Similarly, the Ministry of Finance keeps the budget deficit at around 3 per cent of GDP, and the falling exchange rate has kept revenues relatively stable in rouble terms, even as absolute revenues have fallen. The government has made up for budget shortfalls by ruthlessly slashing education, health care, and now pensions.

When the rouble depreciated early last year, inflation surged above 16 per cent; but the CBR’s tight monetary policy has since reduced inflation to 6 per cent, with a further decline, to 4 per cent, likely to be achieved next year.

Remarkably, the unemployment rate is currently 5.4 per cent, and Russia has managed to keep it below 6 per cent since the oil-price shock; what’s more, public debt is a minuscule 13 per cent of GDP.

Despite these positive indicators, overall investment, GDP, and living standards are falling. Real disposable incomes fell 10 per cent last year, and will likely shrink by another 5-6 per cent this year; investment fell more than 8 per cent last year, and will likely fall by 4 per cent this year; and GDP declined by 3.7 per cent in 2015, and will probably contract this year as well (though by less than 1 per cent).

A Westerner would consider these numbers unacceptable. But ordinary Russians appreciate that their real (inflation-adjusted) incomes doubled between 1999 and 2008. And, at any rate, it is not as though they can protest under the current regime.

Still, Putin once based his legitimacy on economic growth. Now that he can no longer deliver improved living standards, he follows the recommendation made in 1904 by Russian imperial minister Vyacheslav von Plehve: “We need a small victorious war.”

Putin has benefited from three so far: the 2008 war in Georgia, the 2014 annexation of Crimea, and the ongoing intervention in Syria since September 2015.

But a previously risk-averse Putin has had to take ever greater risks, not least in Eastern Ukraine, where the conflict that he precipitated has been neither small nor victorious. Eastern Ukraine represents a foreign-policy failure, and it demonstrates that, while Russia enjoys military superiority over its neighbours, it cannot afford protracted wars.

The West has been exploiting this weakness with its financial sanctions, which shave about 1 per cent from Russia’s GDP each year they are in place.

Russia’s domestic elites pose another threat to Putin, which is why, since August 2014, he has sacked one KGB general after another, and has sought to eliminate potential rivals. But his purge has stalled, with Russia’s generals still constituting a majority in the country’s “real” Politburo, the Security Council of Russia.

On November 15, Putin took his purge in a new direction with the arrest of Minister of Economic Development Alexei Ulyukaev, one of the remaining liberal technocrats. The next day, when Putin addressed the Ministry of Defense with a prepared, televised speech, the generals in attendance regarded him with evident disgust, and the powerful defence minister, Sergey Shoigu, seemed to ignore him altogether.

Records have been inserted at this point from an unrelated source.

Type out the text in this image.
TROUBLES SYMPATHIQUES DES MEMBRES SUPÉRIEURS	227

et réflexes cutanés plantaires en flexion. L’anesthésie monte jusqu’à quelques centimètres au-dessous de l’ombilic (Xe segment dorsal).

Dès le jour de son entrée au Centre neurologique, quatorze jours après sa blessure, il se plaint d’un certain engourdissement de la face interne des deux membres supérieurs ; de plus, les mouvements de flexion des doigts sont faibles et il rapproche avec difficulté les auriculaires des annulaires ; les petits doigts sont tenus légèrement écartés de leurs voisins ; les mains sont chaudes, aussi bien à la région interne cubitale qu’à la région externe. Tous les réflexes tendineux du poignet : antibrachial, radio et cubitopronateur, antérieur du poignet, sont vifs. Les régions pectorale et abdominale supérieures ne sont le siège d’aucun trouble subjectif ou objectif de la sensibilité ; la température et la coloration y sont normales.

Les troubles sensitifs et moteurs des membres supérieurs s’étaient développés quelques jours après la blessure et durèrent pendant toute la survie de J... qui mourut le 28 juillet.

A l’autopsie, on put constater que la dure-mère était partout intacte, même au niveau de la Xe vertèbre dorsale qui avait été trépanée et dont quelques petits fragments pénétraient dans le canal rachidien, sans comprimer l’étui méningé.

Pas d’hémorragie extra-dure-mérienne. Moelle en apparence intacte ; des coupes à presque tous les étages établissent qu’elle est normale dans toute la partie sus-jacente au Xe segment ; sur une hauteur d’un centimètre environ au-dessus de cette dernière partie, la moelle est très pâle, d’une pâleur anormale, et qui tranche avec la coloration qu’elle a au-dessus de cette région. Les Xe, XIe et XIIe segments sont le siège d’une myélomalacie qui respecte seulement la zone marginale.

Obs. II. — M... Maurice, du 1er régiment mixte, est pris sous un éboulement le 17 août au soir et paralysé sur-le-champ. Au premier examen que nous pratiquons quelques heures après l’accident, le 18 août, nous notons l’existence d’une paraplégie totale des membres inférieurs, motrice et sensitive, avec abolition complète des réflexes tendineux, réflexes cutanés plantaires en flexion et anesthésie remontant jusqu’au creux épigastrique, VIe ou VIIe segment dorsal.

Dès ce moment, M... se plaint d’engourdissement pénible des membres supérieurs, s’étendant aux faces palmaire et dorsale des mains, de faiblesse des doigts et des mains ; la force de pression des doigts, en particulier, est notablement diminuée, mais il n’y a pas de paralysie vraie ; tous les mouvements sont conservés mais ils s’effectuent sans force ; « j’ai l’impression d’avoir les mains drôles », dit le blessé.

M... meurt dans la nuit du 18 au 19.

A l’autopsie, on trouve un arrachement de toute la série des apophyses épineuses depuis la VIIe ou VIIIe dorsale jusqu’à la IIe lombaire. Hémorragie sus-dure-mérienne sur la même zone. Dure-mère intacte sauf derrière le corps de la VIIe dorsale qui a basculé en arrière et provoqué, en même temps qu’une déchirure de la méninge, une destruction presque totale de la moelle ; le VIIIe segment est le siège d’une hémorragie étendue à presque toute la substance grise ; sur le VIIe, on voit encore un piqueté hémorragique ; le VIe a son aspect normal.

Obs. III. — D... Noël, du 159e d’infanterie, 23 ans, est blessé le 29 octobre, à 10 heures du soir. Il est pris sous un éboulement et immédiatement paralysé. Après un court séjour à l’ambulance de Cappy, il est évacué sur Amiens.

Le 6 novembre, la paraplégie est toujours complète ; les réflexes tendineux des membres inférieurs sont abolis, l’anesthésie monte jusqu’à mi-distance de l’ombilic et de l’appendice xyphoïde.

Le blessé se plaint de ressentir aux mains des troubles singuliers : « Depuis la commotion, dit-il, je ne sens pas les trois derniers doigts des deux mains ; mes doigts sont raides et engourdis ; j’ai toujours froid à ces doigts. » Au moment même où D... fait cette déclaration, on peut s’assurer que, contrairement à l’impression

Putin is politically savvy and often hides his real intentions. He has frequently taken the world by surprise with improvised wars and diplomatic initiatives, as in Ukraine and Syria.

He is financially constrained, but his situation is not hopeless, and we should always expect the unexpected from him. Now that US President-elect Donald Trump’s victory has created a power vacuum in Washington, Putin has a great opportunity to boost his own domestic standing.

We can be certain that he will seek to exploit it fully.

— Project Syndicate, 2016

The writer is a senior fellow at the Atlantic Council. He served as an economic adviser to the Russian government in the 1990s.